Follow me on Twitter Join me on Facebook
Richard Wallman - a MySQL® DBA (database administrator)

Using Master-Master replication for hot-spare database servers

Posted on 2008-03-25T00:00:00 @ 16:43:32

Although the most common use of the MySQL database server replication facility is master-slave replication, master-master replication (where each is both a master, and a slave to the other) can be extremely useful in maintaining a hot-spare database server for emergency use.

First of all, a big warning:

Do not try doing updates to both masters - this is not a true multi-master system. You can break things horribly by doing so - and you have been warned. Only one master at a time should be used for data modification, although the other can be safely used as a 'slave' server.

With that out of the way, let's begin.

Setting up the master-master replication is fairly straightforward - both servers need to have binary logging turned on, and both servers need to be set up as a replicated slave to the other server. The MySQL database server is smart enough not to infinitely loop updates between the two servers, so this configuration is safe.

We now have two servers, running at the same time with their own copies of the database. We'll use one of them as a 'live' master (we'll call this one 'alice') and one 'backup' server either idle or being used as a slave (we'll call this one 'bob').

Your applications quite happily send their requests to alice, and any data modification performed on alice will be replicated across to bob. Provided replication doesn't break down, you can consider alice and bob to have identical copies of the data. If bob was to be taken offline (for whatever reason) then when it's brought back up it will connect back to alice and update it's own data (standard replication catchup).

If your nerves can stand it, the 'backup' server can be stopped to obtain consistent backups. When started again, it'll catch up and be ready for emergencies.

Disaster strikes! Alice is off-line and your applications are failing! Time for your fail-over solution to kick in. Depending on your fail-over solution, your downtime should be fairly small.

Queries being sent to alice need to be redirected to bob, whatever way you're most comfortable in doing so. IP address takeover is a popular solution (bob is given the IP address of alice) as it means there's no changes to be made to applications - they have no idea they're now talking to bob instead of alice (and it really doesn't matter anyway). As bob was maintaining a consistent copy of the data by means of replication, there should be little or no data loss in the handover. Provided that the hardware can support the load, you can (and should) carry on running with bob as your 'live' server indefinitely.

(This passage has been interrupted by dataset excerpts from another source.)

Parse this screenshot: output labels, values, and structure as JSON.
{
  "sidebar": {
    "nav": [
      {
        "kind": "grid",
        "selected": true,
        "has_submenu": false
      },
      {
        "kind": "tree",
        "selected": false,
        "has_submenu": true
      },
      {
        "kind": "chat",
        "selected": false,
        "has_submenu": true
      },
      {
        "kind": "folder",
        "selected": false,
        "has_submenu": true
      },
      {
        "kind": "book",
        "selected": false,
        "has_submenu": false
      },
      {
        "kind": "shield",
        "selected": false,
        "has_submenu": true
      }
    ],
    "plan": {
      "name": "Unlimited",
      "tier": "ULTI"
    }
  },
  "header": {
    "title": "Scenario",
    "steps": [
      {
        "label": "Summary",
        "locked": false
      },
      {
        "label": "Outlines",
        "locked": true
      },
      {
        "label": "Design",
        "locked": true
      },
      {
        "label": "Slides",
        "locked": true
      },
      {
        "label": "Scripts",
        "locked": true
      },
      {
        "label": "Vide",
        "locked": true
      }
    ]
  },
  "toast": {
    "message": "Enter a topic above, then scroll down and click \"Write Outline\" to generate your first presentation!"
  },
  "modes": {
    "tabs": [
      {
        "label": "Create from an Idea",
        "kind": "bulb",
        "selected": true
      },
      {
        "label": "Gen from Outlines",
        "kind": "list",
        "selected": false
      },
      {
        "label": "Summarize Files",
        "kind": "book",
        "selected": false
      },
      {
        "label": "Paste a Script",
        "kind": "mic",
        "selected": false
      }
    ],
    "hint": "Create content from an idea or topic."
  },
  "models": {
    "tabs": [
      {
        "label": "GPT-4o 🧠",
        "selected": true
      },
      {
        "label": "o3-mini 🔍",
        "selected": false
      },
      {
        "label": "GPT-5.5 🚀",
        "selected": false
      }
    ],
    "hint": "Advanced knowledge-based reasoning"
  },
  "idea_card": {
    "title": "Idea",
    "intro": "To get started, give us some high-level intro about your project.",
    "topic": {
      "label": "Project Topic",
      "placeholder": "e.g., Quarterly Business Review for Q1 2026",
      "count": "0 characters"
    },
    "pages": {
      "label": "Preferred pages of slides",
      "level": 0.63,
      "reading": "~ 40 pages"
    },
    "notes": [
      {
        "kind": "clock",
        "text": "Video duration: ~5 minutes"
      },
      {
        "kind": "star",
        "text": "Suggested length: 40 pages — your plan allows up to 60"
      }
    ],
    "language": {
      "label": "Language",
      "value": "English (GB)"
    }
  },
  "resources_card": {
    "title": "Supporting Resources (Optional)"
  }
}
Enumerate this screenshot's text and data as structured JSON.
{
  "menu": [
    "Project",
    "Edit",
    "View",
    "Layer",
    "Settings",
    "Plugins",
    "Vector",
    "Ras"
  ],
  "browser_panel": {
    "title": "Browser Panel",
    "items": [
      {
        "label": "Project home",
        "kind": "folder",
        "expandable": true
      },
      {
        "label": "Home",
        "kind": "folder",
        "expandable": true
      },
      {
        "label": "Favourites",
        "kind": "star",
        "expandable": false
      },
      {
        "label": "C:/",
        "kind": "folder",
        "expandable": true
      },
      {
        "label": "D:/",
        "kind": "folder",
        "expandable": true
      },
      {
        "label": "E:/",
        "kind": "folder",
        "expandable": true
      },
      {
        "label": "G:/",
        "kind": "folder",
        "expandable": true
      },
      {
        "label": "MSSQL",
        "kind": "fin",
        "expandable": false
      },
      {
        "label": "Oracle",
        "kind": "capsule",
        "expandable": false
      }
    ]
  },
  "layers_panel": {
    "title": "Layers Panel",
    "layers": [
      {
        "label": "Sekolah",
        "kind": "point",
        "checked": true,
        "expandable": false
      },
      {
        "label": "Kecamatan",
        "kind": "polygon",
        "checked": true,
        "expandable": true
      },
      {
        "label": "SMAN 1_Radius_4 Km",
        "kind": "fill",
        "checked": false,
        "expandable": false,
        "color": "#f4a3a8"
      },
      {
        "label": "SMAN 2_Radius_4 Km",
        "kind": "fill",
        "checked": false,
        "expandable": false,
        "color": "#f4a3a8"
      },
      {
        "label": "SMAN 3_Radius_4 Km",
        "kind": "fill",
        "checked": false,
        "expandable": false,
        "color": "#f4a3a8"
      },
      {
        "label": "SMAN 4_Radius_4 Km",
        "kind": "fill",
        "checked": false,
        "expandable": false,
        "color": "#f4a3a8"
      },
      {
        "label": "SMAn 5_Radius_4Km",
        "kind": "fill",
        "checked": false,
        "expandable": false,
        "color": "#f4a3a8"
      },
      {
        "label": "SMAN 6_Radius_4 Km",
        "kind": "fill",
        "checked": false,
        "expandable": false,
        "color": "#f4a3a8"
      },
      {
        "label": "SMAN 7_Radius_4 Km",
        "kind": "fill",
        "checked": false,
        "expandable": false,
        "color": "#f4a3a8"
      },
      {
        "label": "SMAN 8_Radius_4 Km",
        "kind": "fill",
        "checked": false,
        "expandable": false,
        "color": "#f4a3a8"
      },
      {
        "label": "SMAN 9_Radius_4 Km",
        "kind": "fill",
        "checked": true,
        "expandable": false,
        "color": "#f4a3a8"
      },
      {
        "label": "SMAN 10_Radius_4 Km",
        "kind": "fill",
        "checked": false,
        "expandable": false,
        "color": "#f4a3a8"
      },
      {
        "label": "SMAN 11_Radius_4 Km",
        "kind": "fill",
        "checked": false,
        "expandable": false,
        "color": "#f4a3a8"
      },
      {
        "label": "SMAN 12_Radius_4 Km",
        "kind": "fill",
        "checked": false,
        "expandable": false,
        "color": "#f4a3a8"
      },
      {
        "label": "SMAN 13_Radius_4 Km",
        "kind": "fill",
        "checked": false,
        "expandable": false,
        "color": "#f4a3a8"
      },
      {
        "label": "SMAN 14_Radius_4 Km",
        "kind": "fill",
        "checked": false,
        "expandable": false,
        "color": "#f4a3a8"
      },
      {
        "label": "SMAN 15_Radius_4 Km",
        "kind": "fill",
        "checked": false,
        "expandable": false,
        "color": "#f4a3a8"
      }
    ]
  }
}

However, you really want to get alice back up and running, at least to take over the role of 'backup' server. Depending on what happened to take alice off-line, you may or may not be willing to trust the data being held by alice - this is where your backups come in! (you do have backups, don't you?) Once alice is brought back online, it will connect to bob and start applying whatever data modification statements have been run on bob (once again, standard replication catchup). Once alice has caught up, you're now safe again - you have one 'live' and one 'backup' server with identical copies of the data.

If you need to switch 'live' and 'backup' servers around (because one has better hardware, for example) then it should just be a case of shutting down the MySQL database server on the 'live' machine and waiting for the fail-over the kick in again. Once applications are talking to the other server, start the MySQL database server again and it should quickly catch up. If you're going to do this, pick a quiet time so that there's not too much impact and the replication catch-up is quick.

It is vital that a server is completely up-to-date with it's replication before it can be switched back to being the 'live' server, otherwise you may end up with overlapping data and potential replication failure. Also, be extremely careful with IP address takeover - if both alice and bob are online with the same IP address, chaos will ensue and your entire database (on both servers) will start becoming corrupted. Use a separate IP address that needs to be manually set up (either via the command line or by your fail-over solution) to prevent this from happening.

Using more than two servers for this is not recommended - MySQL database servers can only have one master, and so there's the potential for the whole system to fail. Consider a three server replication set-up: A -> B -> C -> A, with 'A' running as the live server and 'B' and 'C' as backups. This is fine provided 'B' remains online - if 'B' fails, then the data on 'C' is no longer current, so if 'A' fails as well you're in trouble! It's better to have an additional 'cold-spare' server that's not part of the system, that can be put into action in the event of hardware failure.

This solution is not suitable for transaction or data critical applications - there is a small lag introduced with replication, and so there is the potential at least for data to be lost when the 'live' server goes down. If your system can handle losing a couple of seconds of data, then this solution can help you avoid downtime. If it can't, you need a more robust fail-over solution.